Alvin tried a dozen different ploys to get him to leave, but Luke just sat there and continued to order boilermakers one after the other. Nearly two times Luke’s size, Alvin could have picked Luke up and set him out on the street and he came close to doing it several times, but mean drunks almost always find a way of retaliation. Luke was well known as a trouble-maker, and there was no way of knowing what he’d do. Alvin waited, hoping sooner or later Luke would pass out.
It never happened. Luke just went from being belligerent and mean to being remorseful. He plopped his head down on the bar and moaned so loudly Alvin had to turn the jukebox music to maximum just to drown out the noise of his sobbing.
It was after dark when Luke finally staggered out of the bar and climbed back into his truck.
~
Leaving Luella’s as late as she had, Delia underestimated the amount of time it would take for the five-mile walk home. Nighttime walking was slower, and there were places where the darkness tricked you into thinking the road turned one way or another. When that happened, she and Isaac would walk twenty or thirty yards then find themselves tangled in a briar patch and have to turn back.
She was already regretting her mistake when she heard a crack of thunder in the distance. Delia wasn’t afraid of getting wet, but ever since that trek home from Bessie’s house she’d been harboring a fear of lightning. If it could take down a huge long leaf pine, she could only imagine what it would do to a person.
“Let’s walk faster,” she told Isaac.
The rain started minutes later. A storm came roaring in and dumped three or four inches of water on the ground in less than thirty minutes. They were already sloshing through the mud when they heard the sound of a truck coming up behind them.
Delia turned, saw what she thought was Benjamin’s truck, and stepped into the road to wave him down. She was waving her right arm in the air when the headlights came at her.
“Mama!” Isaac screamed and moved to reach for her.
Tears and a veil of self-pity were already clouding Luke Garrett’s eyes when the downpour started. With the flood of rain washing across his windshield he could see no more than two or three feet in front of him, and to be truthful he wasn’t expecting someone to be standing in the middle of a road as lonely as Cross Corner.
He heard the first thump when the boy bounced off the side of his truck.
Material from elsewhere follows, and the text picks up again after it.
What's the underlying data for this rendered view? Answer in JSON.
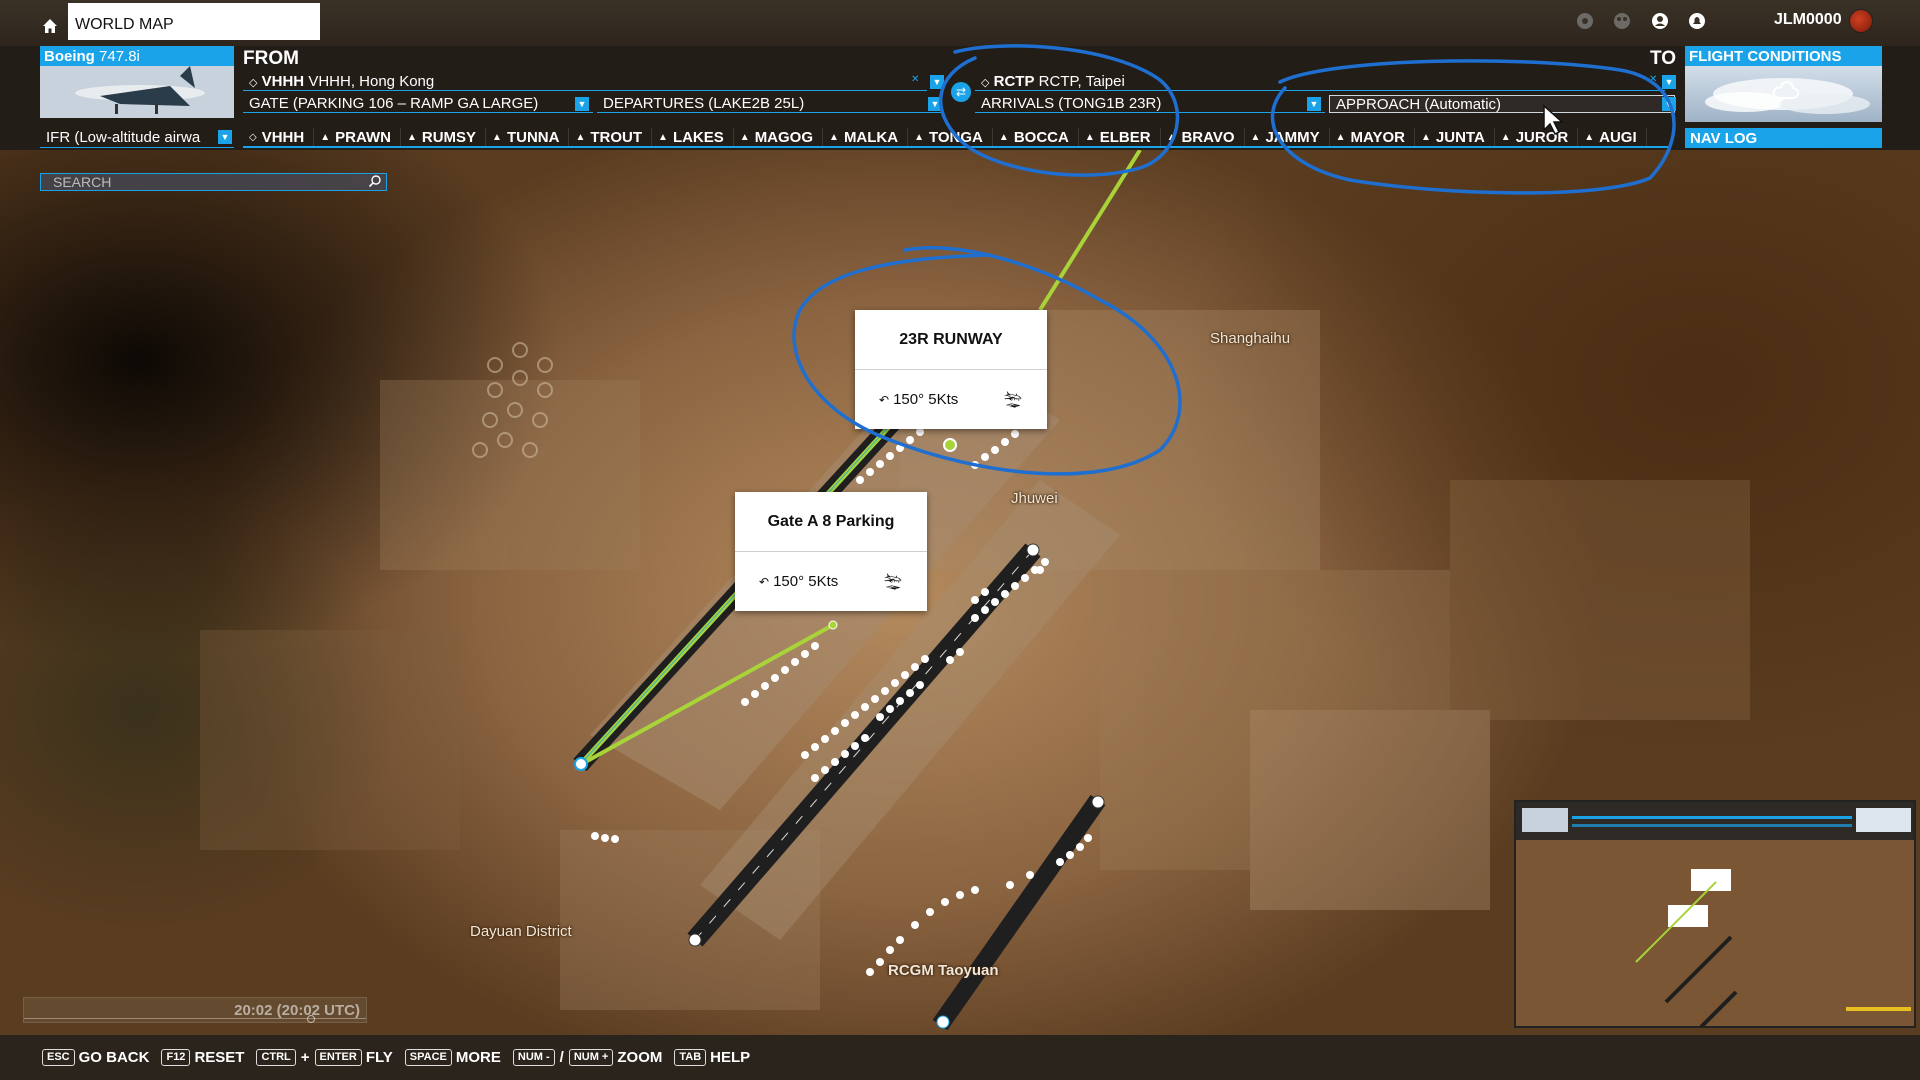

The second thump came when a woman in a flowered dress came flying across the hood of his car. He skidded to a stop, stuck his head out the window, and looked back.
“Damn stupid niggers,” he grumbled. “They done busted up my headlight.”
He pushed down on the gas pedal and drove off.
The Search
Wednesday was a long day for Benjamin. He’d started early with cutting back a thicket of blackberry bushes threatening to take over Sadie Walter’s backyard. It had taken hours longer than he’d thought, so he was late getting to the Branson house.
Edwin Branson had no tolerance for tardiness, especially from coloreds who were hired to do a job.
“Least you could do is show up on time,” he told Benjamin. Then he claimed he was in the middle of dinner, and Benjamin would have to wait at the back door while he finished eating.
“I can’t see any reason to let my meal grow cold because of your tardiness,” he said.
Standing in the hot sun, Benjamin waited while Edwin Branson finished his dinner then sat back for a second cup of coffee and a bowl of peaches. Nearly an hour passed before he stepped out onto the back porch and showed Benjamin the two pine trees at the far end of his yard that were to be taken down and chopped into firewood.
“Be sure to dig up them stumps and get rid of them,” he said.
It was well into the supper hour when Benjamin finished the job, and he still had Claudia Monroe’s roof to repair. He was replacing a row of loose shingles when he heard the distant sound of thunder. Claudia also heard the thunder. She stepped outside and called up to Benjamin.
“When you finish that be sure to check inside the attic, because when that storm hits I don’t want rain leaking in.”
“Yes, ma’am,” he answered.
Once the last shingle was nailed into place, Benjamin climbed down from the roof and crawled into the cramped attic. The heat of the day was still trapped in the narrow space and he had barely enough room to move around, pull loose the rotted board that was there, and nail a new one into place. By the time he finished, the rain was coming down in torrents.
“Benjamin,” Claudia said, “it’s way past suppertime. Do you want me to fix you a sandwich before you start home?”